Neighbour’s envy India’s gain
With about 25 per cent contribution to the Indian textile & apparels (T&As) industry, exports play a crucial to its growth. While domestic demand for T&As has remained steady over the past two years, exports faced setbacks in 2023 due to high inflation and rising interest rates in key markets, resulting in a 10 per cent decline to $ 32.8 billion. However, the sector rebounded by 6 per cent in the first 10 months of calendar year 2024 (CY24), reaching $29.26 billion, aided by order shifts from Bangladesh and government support for the polyester yarn industry.
On the cotton yarn front, trend was reverse with exports declining by 5 per cent in the first 11 months of CY24 over a relatively high base of 11MCY23, according to CareEdge Ratings report. Cotton yarn exports are influenced by the parity between domestic and international raw cotton prices. Since April 2024, domestic cotton prices have been consistently higher than global prices, negatively affecting India’s cotton yarn exports. Furthermore, a slowdown in China’s textile industry, reduced global demand for textile products, and the adoption of the China Plus One strategy by global suppliers and brands have also contributed to the decline in India’s cotton yarn exports to China.

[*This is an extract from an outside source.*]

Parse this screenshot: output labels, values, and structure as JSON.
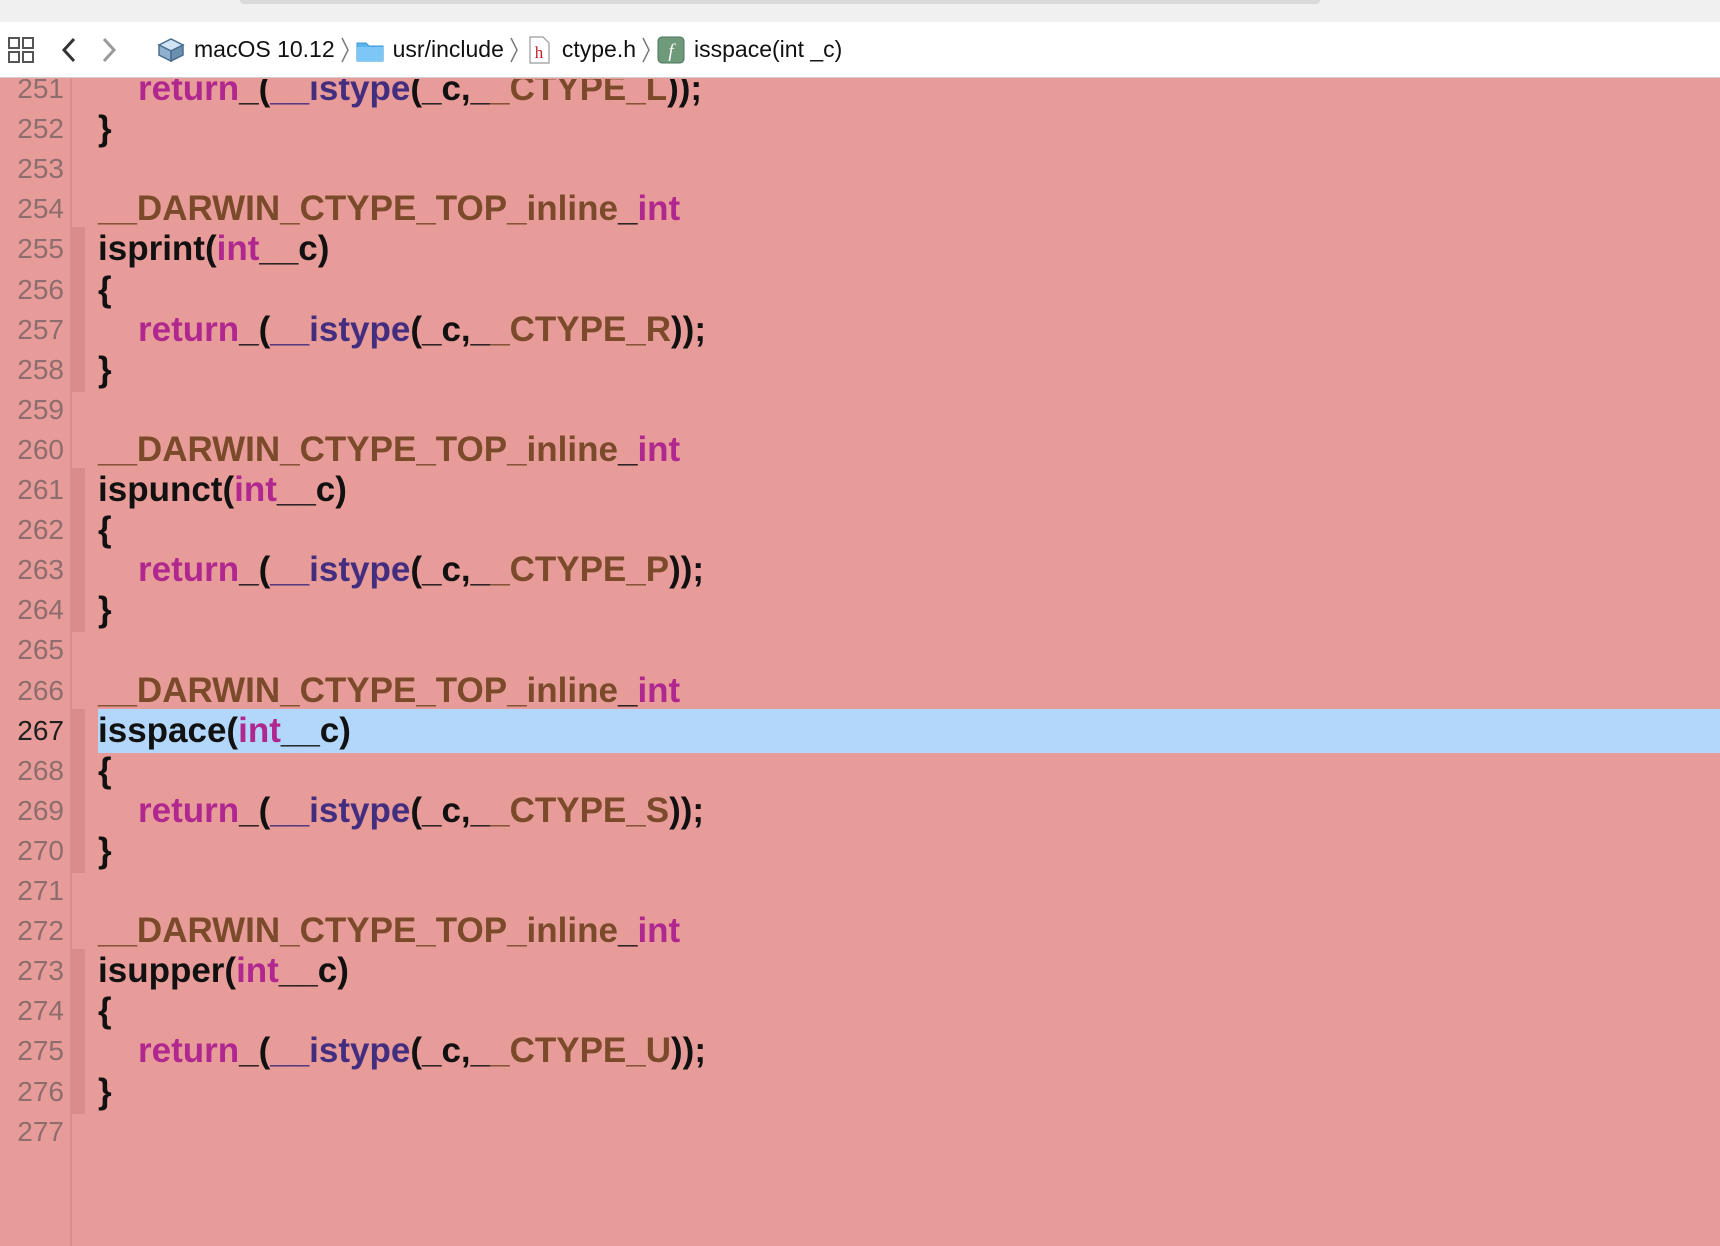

Readymade garments (RMG) and home textiles have experienced significant recovery. RMG exports increased by 7 per cent year-on-year in the first 11 months of CY24, reaching $13.2 billion. This growth was primarily driven by higher exports to major markets such as the US and UK, which together accounted for approximately 43-45 per cent of India’s total RMG exports.
The ongoing crisis in Bangladesh has further boosted India’s RMG exports. While Bangladesh holds the second-largest share in the global RMG market at 8-9 per cent, India ranked seventh in 2023 with a modest 3 per cent market share. However, socio-political unrest in Bangladesh during 2024 caused a shift in orders to India. Since the crisis began, India’s RMG exports have consistently outperformed Bangladesh’s. In Q3 CY24, India’s RMG exports grew by around 13 per cent year-on-year, while Bangladesh saw a 1 per cent decline. This trend of India outpacing Bangladesh’s growth continued through October 2024.

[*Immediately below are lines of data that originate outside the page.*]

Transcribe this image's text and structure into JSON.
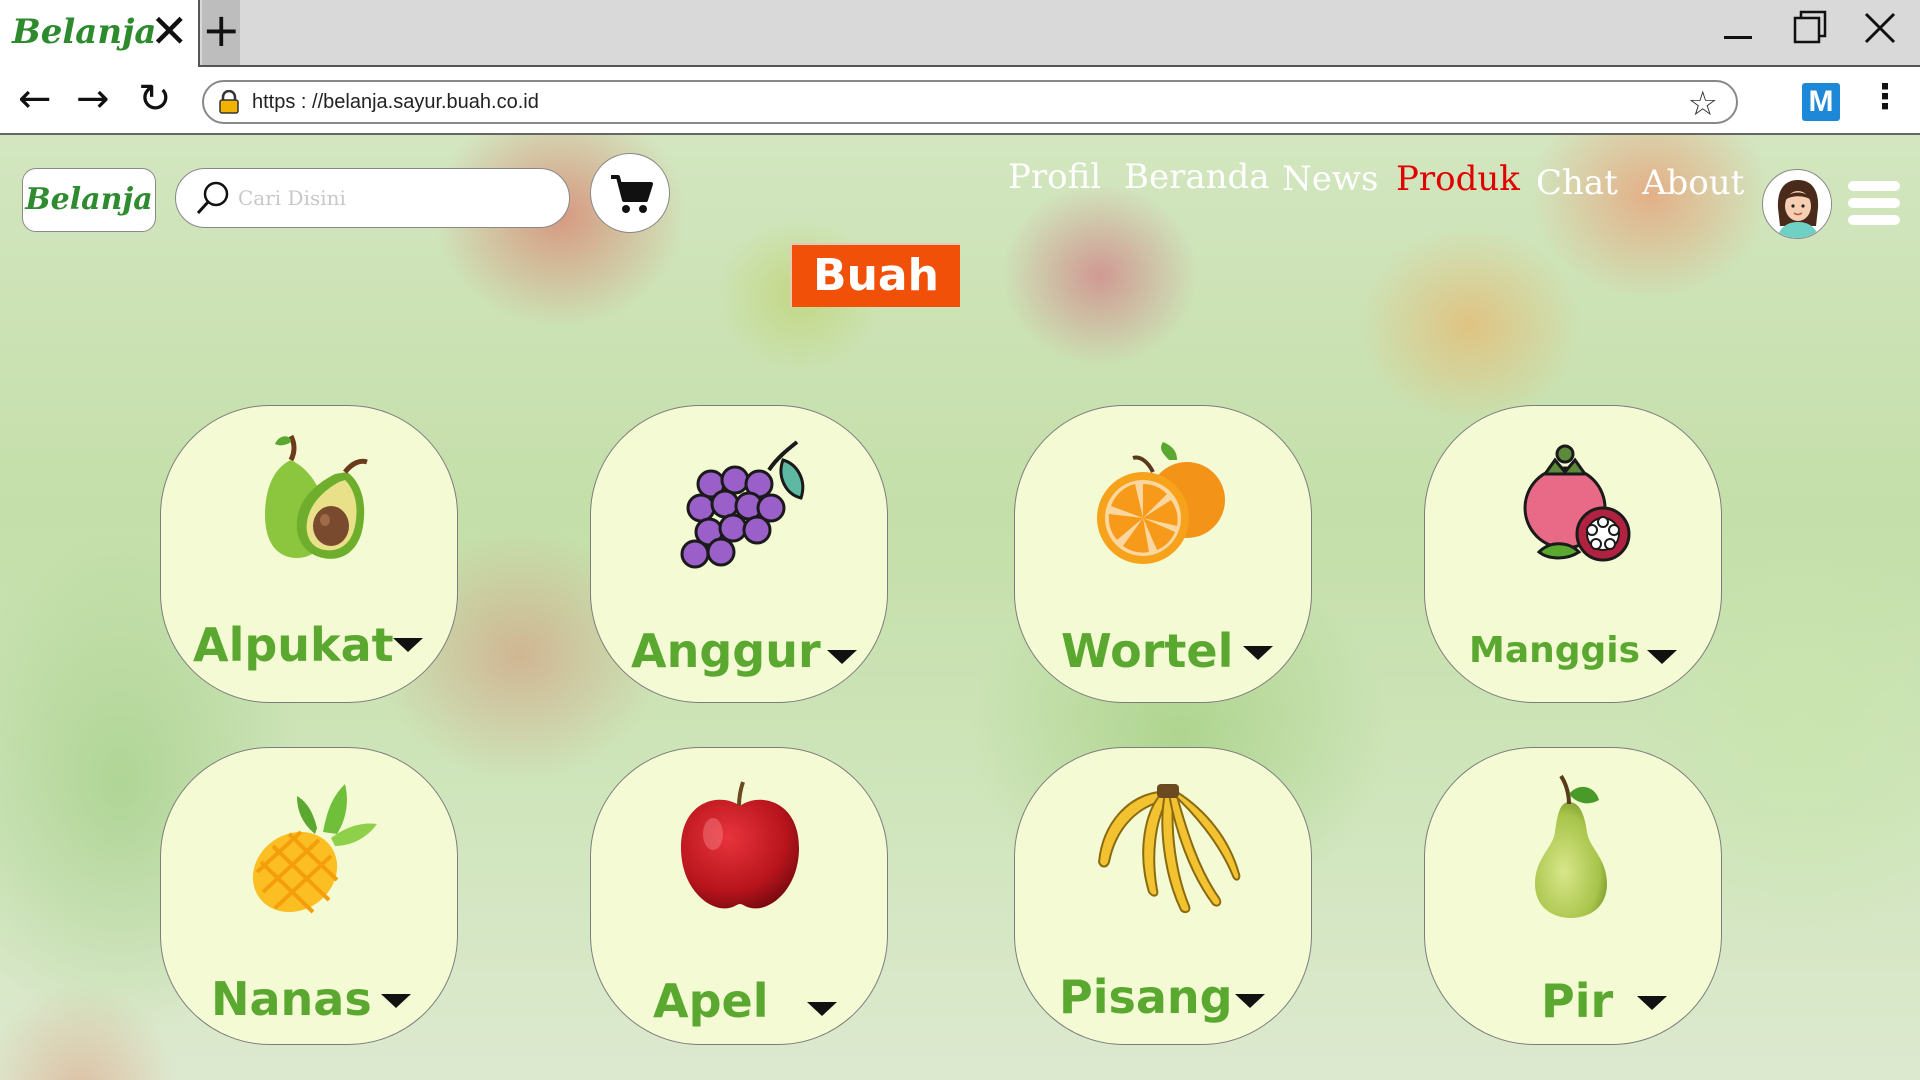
{
  "browser": {
    "tab": {
      "title": "Belanja",
      "close_glyph": "✕"
    },
    "new_tab_glyph": "+",
    "window_controls": [
      "minimize-icon",
      "restore-icon",
      "close-icon"
    ],
    "nav": {
      "back": "←",
      "forward": "→",
      "reload": "↻"
    },
    "url": "https : //belanja.sayur.buah.co.id",
    "star_glyph": "☆",
    "extension_label": "M",
    "menu_glyph": "⋮"
  },
  "site": {
    "logo": "Belanja",
    "search": {
      "placeholder": "Cari Disini",
      "value": ""
    },
    "menu": [
      {
        "label": "Profil",
        "active": false
      },
      {
        "label": "Beranda",
        "active": false
      },
      {
        "label": "News",
        "active": false
      },
      {
        "label": "Produk",
        "active": true
      },
      {
        "label": "Chat",
        "active": false
      },
      {
        "label": "About",
        "active": false
      }
    ],
    "colors": {
      "active_menu": "#e00000",
      "section_bg": "#f05008",
      "card_bg": "#f4fbd4",
      "label_green": "#5aa830"
    }
  },
  "section": {
    "title": "Buah"
  },
  "products": [
    {
      "name": "Alpukat",
      "icon": "avocado-icon"
    },
    {
      "name": "Anggur",
      "icon": "grapes-icon"
    },
    {
      "name": "Wortel",
      "icon": "orange-icon"
    },
    {
      "name": "Manggis",
      "icon": "mangosteen-icon"
    },
    {
      "name": "Nanas",
      "icon": "pineapple-icon"
    },
    {
      "name": "Apel",
      "icon": "apple-icon"
    },
    {
      "name": "Pisang",
      "icon": "banana-icon"
    },
    {
      "name": "Pir",
      "icon": "pear-icon"
    }
  ]
}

India is poised to benefit from global brands diversifying their supply chains due to geopolitical and socio-economic factors. The on-going Bangladesh crisis could redirect 6-8 per cent of Bangladesh’s monthly export orders to India, translating into incremental monthly exports of $200-250 million, says the CareEdge report. Indian companies, particularly those with capacities in knitted garments, are well-positioned to capitalise on this shift.

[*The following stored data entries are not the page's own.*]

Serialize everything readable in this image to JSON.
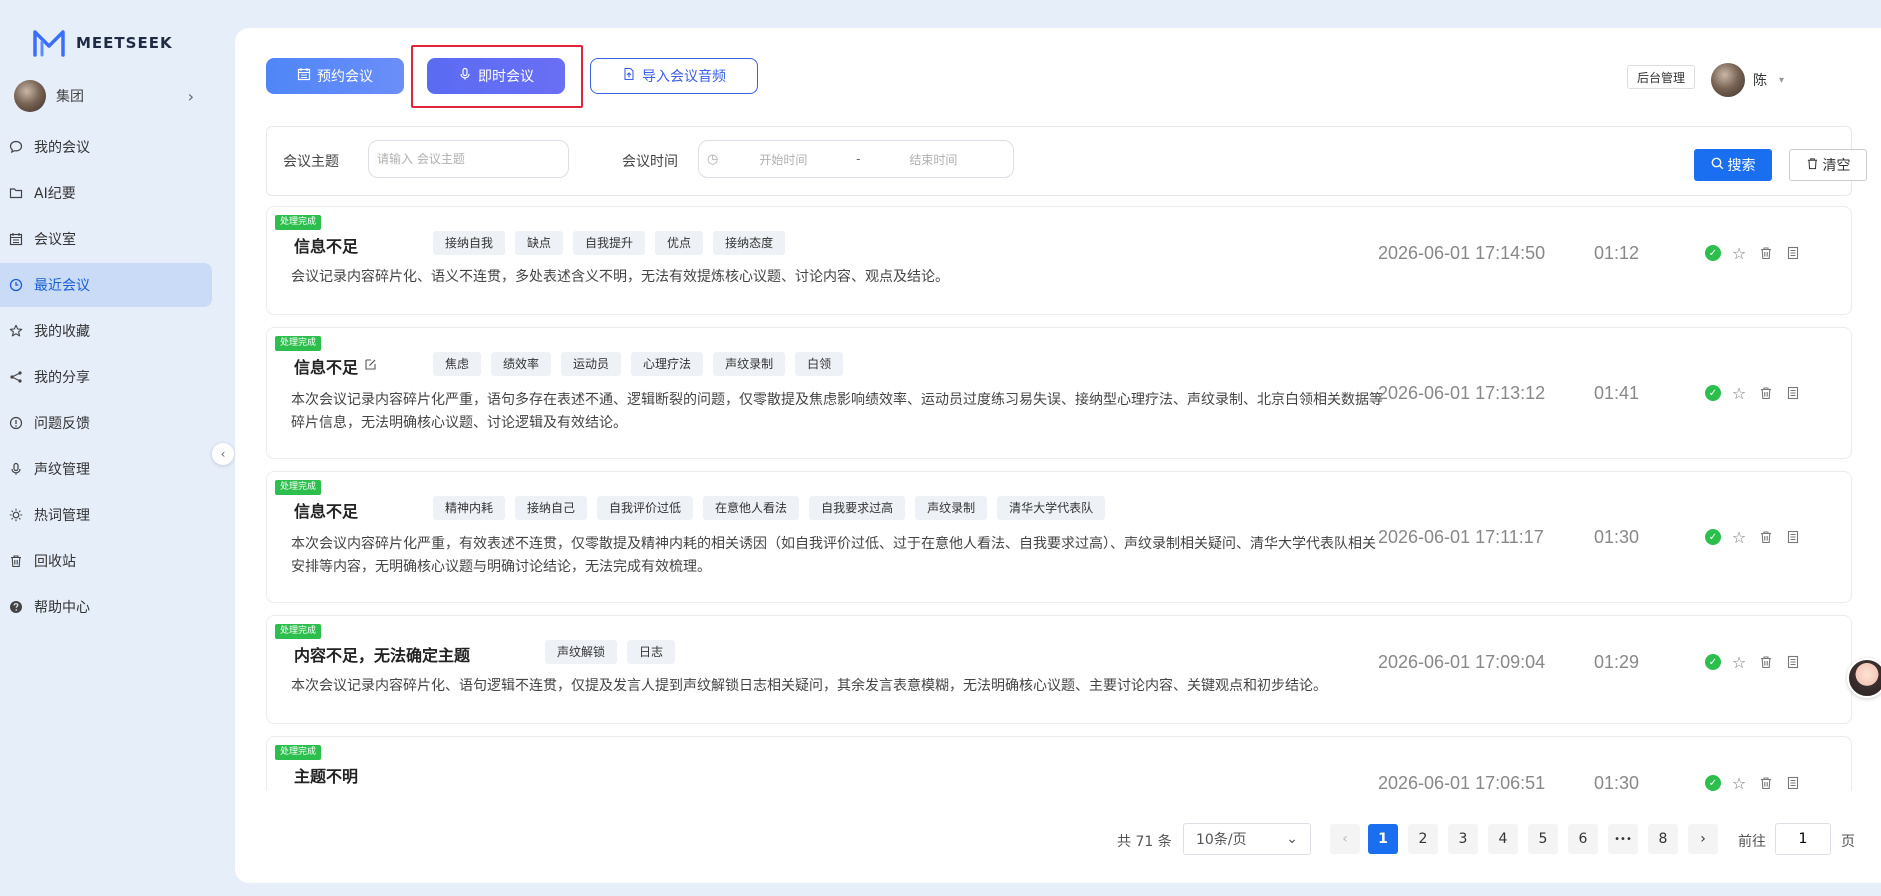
{
  "brand": {
    "name": "MEETSEEK",
    "accent": "#1a6ff0"
  },
  "org": {
    "name": "集团"
  },
  "sidebar": {
    "items": [
      {
        "label": "我的会议",
        "icon": "chat-icon"
      },
      {
        "label": "AI纪要",
        "icon": "folder-icon"
      },
      {
        "label": "会议室",
        "icon": "calendar-icon"
      },
      {
        "label": "最近会议",
        "icon": "clock-icon",
        "active": true
      },
      {
        "label": "我的收藏",
        "icon": "star-icon"
      },
      {
        "label": "我的分享",
        "icon": "share-icon"
      },
      {
        "label": "问题反馈",
        "icon": "alert-icon"
      },
      {
        "label": "声纹管理",
        "icon": "mic-icon"
      },
      {
        "label": "热词管理",
        "icon": "sun-icon"
      },
      {
        "label": "回收站",
        "icon": "trash-icon"
      },
      {
        "label": "帮助中心",
        "icon": "help-icon"
      }
    ]
  },
  "toolbar": {
    "book_label": "预约会议",
    "now_label": "即时会议",
    "import_label": "导入会议音频"
  },
  "header": {
    "admin_label": "后台管理",
    "user_name": "陈"
  },
  "filter": {
    "topic_label": "会议主题",
    "topic_placeholder": "请输入 会议主题",
    "time_label": "会议时间",
    "start_placeholder": "开始时间",
    "range_sep": "-",
    "end_placeholder": "结束时间",
    "search_label": "搜索",
    "clear_label": "清空"
  },
  "meetings": [
    {
      "status": "处理完成",
      "title": "信息不足",
      "editable": false,
      "tags": [
        "接纳自我",
        "缺点",
        "自我提升",
        "优点",
        "接纳态度"
      ],
      "summary": "会议记录内容碎片化、语义不连贯，多处表述含义不明，无法有效提炼核心议题、讨论内容、观点及结论。",
      "time": "2026-06-01 17:14:50",
      "duration": "01:12"
    },
    {
      "status": "处理完成",
      "title": "信息不足",
      "editable": true,
      "tags": [
        "焦虑",
        "绩效率",
        "运动员",
        "心理疗法",
        "声纹录制",
        "白领"
      ],
      "summary": "本次会议记录内容碎片化严重，语句多存在表述不通、逻辑断裂的问题，仅零散提及焦虑影响绩效率、运动员过度练习易失误、接纳型心理疗法、声纹录制、北京白领相关数据等碎片信息，无法明确核心议题、讨论逻辑及有效结论。",
      "time": "2026-06-01 17:13:12",
      "duration": "01:41"
    },
    {
      "status": "处理完成",
      "title": "信息不足",
      "editable": false,
      "tags": [
        "精神内耗",
        "接纳自己",
        "自我评价过低",
        "在意他人看法",
        "自我要求过高",
        "声纹录制",
        "清华大学代表队"
      ],
      "summary": "本次会议内容碎片化严重，有效表述不连贯，仅零散提及精神内耗的相关诱因（如自我评价过低、过于在意他人看法、自我要求过高）、声纹录制相关疑问、清华大学代表队相关安排等内容，无明确核心议题与明确讨论结论，无法完成有效梳理。",
      "time": "2026-06-01 17:11:17",
      "duration": "01:30"
    },
    {
      "status": "处理完成",
      "title": "内容不足，无法确定主题",
      "editable": false,
      "tags": [
        "声纹解锁",
        "日志"
      ],
      "summary": "本次会议记录内容碎片化、语句逻辑不连贯，仅提及发言人提到声纹解锁日志相关疑问，其余发言表意模糊，无法明确核心议题、主要讨论内容、关键观点和初步结论。",
      "time": "2026-06-01 17:09:04",
      "duration": "01:29"
    },
    {
      "status": "处理完成",
      "title": "主题不明",
      "editable": false,
      "tags": [],
      "summary": "",
      "time": "2026-06-01 17:06:51",
      "duration": "01:30"
    }
  ],
  "pagination": {
    "total_label": "共 71 条",
    "page_size_label": "10条/页",
    "prev": "‹",
    "next": "›",
    "pages": [
      "1",
      "2",
      "3",
      "4",
      "5",
      "6",
      "•••",
      "8"
    ],
    "current": "1",
    "goto_label": "前往",
    "goto_value": "1",
    "page_unit": "页"
  }
}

In the short term, India can meet the immediate demand, but sustaining medium- to long-term growth will require expanding capacities, enhancing supply chain efficiency, and improving cost competitiveness. This message was clearly outlined during the recently held webinar – titled “Outlook 2024 for Indian T&As industry” – by ITJ.
Changes in US trade tariffs under the incoming Donald Trump administration could temporarily impact exports. However, reduced reliance on China (by the US) is likely to benefit India in the medium term. According to CareEdge, the Indian textile industry is projected to grow by 8-9 per cent in 2025, provided cotton and polyester yarn prices remain stable and forex rates are favourable. This could improve operating profitability by 40-80 basis points.